Yoon’s candidacy occurs during a shift in Boston’s demographics and political landscape. In the last decade, the Latino and Asian populations of the city have grown. Boston, commonly thought of as a predominantly white city, is majority people of color. These changes have dovetailed with the painstaking work of minority community activists and progressive electoral activists. They have struggled for years to register people of color to vote in the city. The activists have also built a broader movement for community control of development and residents’ voice in the politics and life of the city's communities and neighborhoods.

Why A Coalition of Color?
The combination of growing immigrant populations and the ongoing work of community activists have created the possibility of an effective coalition of people of color in Boston. According to the 2000 census, African Americans are 23.8% of the city’s residents, while Latinos are 14.4% and Asians 7.6 %. Each group has significant slices of the population but is not large enough separately to have the impact that, for example, African Americans in Chicago have. Despite their smaller numbers, Asian Americans can play a significant role within minority empowerment struggles because of the need to build coalitions that have significant impact. The possibility posed by the new demographics has given rise to general acknowledgment of a “new Boston” (although people differ widely in what they mean by that term) and political collaboration.

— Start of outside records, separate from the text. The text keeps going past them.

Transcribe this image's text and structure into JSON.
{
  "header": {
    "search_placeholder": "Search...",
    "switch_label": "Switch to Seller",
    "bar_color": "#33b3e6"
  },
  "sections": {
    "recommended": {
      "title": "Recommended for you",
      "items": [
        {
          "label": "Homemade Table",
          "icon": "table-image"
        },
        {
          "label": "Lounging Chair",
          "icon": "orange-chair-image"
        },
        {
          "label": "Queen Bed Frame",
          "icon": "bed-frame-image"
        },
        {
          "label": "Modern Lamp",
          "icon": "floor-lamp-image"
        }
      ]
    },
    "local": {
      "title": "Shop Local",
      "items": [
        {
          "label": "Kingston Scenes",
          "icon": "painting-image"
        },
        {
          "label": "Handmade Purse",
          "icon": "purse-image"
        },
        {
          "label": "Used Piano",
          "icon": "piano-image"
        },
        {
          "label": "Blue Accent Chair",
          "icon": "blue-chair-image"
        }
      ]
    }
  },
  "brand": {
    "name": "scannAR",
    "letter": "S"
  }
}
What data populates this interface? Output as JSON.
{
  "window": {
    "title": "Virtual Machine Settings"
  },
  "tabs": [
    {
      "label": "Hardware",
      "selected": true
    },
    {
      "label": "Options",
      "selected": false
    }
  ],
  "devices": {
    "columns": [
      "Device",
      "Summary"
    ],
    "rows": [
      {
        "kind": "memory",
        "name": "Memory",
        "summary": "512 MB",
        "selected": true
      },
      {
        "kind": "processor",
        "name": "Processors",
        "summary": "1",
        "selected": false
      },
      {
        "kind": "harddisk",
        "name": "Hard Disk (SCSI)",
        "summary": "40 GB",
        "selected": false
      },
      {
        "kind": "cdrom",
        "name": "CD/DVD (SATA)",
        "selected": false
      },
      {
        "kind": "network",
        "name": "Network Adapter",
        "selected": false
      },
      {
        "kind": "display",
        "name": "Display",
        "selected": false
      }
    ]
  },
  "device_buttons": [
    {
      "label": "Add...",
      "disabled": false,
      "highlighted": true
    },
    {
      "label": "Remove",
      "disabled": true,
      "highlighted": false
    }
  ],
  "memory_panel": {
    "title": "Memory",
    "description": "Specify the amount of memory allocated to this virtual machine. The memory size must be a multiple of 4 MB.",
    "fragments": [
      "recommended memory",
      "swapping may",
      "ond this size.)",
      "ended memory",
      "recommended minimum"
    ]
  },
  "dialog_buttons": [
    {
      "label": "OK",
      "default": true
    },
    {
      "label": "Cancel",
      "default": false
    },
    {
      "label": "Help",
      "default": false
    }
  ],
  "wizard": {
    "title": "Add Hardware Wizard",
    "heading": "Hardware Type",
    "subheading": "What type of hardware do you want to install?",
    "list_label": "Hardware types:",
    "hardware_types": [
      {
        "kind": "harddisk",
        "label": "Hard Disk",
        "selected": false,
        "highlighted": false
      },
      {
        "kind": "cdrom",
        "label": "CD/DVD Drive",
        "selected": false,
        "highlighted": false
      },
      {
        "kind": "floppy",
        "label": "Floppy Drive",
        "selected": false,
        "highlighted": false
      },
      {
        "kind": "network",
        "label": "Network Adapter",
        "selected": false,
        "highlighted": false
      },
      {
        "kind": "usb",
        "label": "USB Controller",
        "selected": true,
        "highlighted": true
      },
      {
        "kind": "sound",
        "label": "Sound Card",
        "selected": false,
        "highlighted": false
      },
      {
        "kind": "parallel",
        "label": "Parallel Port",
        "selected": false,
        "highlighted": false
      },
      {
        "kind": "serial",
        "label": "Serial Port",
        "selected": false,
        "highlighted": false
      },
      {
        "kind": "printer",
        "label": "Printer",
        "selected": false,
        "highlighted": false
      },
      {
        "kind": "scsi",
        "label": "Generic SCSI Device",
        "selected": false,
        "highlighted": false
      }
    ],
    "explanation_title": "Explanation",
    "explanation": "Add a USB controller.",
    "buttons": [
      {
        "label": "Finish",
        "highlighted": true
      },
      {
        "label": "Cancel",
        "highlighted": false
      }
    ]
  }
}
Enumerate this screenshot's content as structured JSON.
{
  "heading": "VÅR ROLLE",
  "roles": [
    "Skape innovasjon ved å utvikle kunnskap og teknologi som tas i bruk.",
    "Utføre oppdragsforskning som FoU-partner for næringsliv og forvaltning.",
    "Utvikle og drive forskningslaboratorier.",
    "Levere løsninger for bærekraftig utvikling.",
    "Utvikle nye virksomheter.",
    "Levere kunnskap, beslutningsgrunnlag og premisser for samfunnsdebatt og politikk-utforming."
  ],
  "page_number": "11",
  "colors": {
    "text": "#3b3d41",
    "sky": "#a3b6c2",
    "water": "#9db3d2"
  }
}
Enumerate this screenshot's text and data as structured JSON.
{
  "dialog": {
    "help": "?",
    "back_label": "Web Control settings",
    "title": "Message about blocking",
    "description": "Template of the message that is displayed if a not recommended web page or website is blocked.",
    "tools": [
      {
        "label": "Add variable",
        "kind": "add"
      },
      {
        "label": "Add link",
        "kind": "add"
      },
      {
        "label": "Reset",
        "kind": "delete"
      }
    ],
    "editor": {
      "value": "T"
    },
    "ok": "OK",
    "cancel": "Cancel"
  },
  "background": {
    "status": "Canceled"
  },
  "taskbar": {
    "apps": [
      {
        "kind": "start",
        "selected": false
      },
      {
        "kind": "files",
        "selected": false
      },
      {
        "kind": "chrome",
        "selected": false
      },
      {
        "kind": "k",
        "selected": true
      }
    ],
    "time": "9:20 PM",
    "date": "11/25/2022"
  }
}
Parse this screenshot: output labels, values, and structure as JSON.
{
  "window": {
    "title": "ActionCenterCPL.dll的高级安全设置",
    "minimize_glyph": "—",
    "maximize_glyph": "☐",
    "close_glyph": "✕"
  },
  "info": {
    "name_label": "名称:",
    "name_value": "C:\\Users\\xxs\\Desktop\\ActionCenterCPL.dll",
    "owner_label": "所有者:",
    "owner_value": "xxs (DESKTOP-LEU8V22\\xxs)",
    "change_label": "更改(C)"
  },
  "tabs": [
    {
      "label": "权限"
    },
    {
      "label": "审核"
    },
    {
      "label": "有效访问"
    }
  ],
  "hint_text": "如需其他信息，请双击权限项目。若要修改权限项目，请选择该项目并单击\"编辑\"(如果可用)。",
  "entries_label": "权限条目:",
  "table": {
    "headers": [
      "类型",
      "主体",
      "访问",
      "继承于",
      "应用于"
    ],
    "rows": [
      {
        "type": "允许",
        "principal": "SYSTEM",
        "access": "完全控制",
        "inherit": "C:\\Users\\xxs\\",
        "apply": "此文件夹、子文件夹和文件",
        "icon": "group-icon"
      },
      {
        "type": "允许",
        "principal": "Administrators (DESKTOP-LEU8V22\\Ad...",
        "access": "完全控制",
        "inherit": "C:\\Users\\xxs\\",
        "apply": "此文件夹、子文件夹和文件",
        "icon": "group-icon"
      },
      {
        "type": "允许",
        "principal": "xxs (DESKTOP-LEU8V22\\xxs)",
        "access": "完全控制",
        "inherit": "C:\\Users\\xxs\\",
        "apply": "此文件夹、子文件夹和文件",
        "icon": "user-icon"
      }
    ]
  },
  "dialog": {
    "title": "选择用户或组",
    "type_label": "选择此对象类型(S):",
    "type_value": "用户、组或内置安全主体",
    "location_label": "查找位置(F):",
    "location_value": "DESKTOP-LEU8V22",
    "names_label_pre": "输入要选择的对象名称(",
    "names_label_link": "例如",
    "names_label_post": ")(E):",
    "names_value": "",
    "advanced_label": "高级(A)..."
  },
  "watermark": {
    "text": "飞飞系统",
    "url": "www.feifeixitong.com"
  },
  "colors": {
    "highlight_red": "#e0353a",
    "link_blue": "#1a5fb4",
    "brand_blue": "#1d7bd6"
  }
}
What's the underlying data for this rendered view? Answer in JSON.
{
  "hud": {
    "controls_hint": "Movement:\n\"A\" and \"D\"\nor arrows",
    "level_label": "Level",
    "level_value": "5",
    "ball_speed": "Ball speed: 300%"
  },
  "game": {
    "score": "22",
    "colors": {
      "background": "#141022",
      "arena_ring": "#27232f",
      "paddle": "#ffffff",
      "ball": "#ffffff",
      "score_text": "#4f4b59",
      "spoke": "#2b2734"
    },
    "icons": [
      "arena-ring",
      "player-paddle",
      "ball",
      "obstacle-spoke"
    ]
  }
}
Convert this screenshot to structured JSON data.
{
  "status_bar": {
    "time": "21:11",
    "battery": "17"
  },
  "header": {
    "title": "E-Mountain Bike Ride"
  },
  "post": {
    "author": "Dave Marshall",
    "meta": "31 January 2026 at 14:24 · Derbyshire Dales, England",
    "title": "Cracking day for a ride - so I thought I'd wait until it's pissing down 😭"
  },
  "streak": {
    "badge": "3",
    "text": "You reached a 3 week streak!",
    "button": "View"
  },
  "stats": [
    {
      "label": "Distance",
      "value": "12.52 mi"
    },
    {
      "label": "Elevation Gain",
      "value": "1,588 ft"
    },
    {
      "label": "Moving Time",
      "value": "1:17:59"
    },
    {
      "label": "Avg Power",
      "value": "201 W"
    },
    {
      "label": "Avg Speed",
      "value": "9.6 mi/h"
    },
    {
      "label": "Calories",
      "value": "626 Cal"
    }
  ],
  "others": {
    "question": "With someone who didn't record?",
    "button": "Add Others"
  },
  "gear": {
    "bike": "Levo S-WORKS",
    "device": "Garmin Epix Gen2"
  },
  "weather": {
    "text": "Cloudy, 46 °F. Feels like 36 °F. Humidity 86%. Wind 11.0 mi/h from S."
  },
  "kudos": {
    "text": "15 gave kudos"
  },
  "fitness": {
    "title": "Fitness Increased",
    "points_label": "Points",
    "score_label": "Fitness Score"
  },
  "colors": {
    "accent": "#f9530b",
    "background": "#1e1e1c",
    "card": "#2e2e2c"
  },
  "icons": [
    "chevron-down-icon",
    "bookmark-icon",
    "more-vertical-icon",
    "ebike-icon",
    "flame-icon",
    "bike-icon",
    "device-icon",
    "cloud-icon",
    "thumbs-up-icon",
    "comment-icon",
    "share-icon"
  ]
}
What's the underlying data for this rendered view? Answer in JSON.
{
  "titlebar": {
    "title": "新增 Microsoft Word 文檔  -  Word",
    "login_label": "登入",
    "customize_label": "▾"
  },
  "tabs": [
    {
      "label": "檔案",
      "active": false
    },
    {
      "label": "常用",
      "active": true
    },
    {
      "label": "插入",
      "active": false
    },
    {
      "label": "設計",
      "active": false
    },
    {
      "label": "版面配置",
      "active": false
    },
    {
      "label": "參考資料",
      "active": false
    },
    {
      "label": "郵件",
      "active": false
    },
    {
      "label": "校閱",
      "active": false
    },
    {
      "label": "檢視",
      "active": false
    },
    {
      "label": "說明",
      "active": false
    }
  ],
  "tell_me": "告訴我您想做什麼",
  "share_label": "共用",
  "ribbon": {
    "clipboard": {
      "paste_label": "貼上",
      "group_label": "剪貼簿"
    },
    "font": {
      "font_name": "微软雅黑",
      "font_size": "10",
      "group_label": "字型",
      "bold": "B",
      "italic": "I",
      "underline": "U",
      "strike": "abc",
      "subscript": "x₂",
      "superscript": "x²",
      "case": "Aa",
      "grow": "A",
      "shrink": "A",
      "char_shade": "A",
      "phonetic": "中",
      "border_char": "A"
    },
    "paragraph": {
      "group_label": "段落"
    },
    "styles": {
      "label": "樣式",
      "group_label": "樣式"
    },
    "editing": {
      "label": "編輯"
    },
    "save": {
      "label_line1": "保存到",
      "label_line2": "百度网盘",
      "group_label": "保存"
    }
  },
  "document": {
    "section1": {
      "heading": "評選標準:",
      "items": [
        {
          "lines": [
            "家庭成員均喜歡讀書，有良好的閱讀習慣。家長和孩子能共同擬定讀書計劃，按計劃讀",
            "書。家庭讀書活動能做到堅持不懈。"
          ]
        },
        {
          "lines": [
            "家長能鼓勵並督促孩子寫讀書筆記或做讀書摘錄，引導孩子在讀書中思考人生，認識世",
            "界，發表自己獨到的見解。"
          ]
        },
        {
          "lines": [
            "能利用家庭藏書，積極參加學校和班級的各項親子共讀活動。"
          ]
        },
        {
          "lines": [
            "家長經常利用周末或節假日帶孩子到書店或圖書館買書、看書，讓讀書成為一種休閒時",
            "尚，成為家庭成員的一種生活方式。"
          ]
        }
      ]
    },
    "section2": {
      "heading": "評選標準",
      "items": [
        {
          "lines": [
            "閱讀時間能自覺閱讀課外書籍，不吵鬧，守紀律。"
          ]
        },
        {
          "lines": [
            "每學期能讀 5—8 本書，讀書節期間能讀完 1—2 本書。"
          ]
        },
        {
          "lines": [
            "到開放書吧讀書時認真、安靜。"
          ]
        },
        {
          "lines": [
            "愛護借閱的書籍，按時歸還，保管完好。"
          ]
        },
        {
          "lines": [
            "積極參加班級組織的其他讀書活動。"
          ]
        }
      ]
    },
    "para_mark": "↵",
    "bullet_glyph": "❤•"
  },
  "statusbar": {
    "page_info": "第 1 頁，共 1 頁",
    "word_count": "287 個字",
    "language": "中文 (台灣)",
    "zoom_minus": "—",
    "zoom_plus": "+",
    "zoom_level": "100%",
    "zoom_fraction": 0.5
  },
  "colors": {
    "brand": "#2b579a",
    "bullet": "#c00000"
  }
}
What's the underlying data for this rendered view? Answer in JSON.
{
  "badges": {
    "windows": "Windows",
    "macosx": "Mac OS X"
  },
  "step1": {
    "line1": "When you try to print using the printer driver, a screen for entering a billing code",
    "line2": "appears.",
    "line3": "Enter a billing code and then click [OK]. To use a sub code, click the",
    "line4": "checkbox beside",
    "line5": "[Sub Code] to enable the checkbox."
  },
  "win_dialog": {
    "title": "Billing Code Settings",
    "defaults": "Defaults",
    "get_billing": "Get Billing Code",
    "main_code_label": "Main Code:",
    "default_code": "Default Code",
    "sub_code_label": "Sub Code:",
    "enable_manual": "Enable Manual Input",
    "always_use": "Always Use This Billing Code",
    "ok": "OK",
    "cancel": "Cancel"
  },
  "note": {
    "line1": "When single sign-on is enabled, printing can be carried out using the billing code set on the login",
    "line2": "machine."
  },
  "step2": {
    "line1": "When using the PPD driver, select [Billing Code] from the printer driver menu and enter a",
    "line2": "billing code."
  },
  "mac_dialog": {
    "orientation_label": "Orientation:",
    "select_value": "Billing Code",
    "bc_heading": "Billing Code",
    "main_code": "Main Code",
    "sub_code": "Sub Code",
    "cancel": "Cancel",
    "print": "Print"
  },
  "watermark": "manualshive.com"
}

One such visible collaborative formation is the New Majority Coalition, a people of color coalition focused on community political empowerment and initiated by former mayoral candidate Mel King and City Councilor Chuck Turner, both longtime African American progressive activists.

Recently, a strong showing of Boston’s candidates of color has given minority and progressive activists hope about the potential for increased political power in the city. In the fall of 2004, longtime Latino community activist Felix Arroyo inspired increased voting in minority precincts and won the active support of African American City Councilors Chuck Turner and Charles Yancey. The effect was that Arroyo jumped from a weak fifth place finish in the preliminary to a strong second place in the final, easily winning one of four at-large councilor spots. In the next major local election, Andrea Cabral, an African American prosecutor, beat out longtime Irish politician Steven Murphy for Suffolk County Sheriff. In the at-large city council preliminary that just occurred, Yoon surprised many political pundits by placing a strong fifth, while Arroyo finished second only to incumbent City Council President Michael Flaherty.

However, supporting a coalition of color should not be based simply on “identity politics” or the practicality of alliances with other communities of color. A long-term struggle for real change depends building such a coalition with groups that have the least to lose to change, along with other progressive groups. We, as Asian Americans, must also recognize that many of the gains that we have won have come on the trail created by the struggles of other peoples of color, particularly African Americans.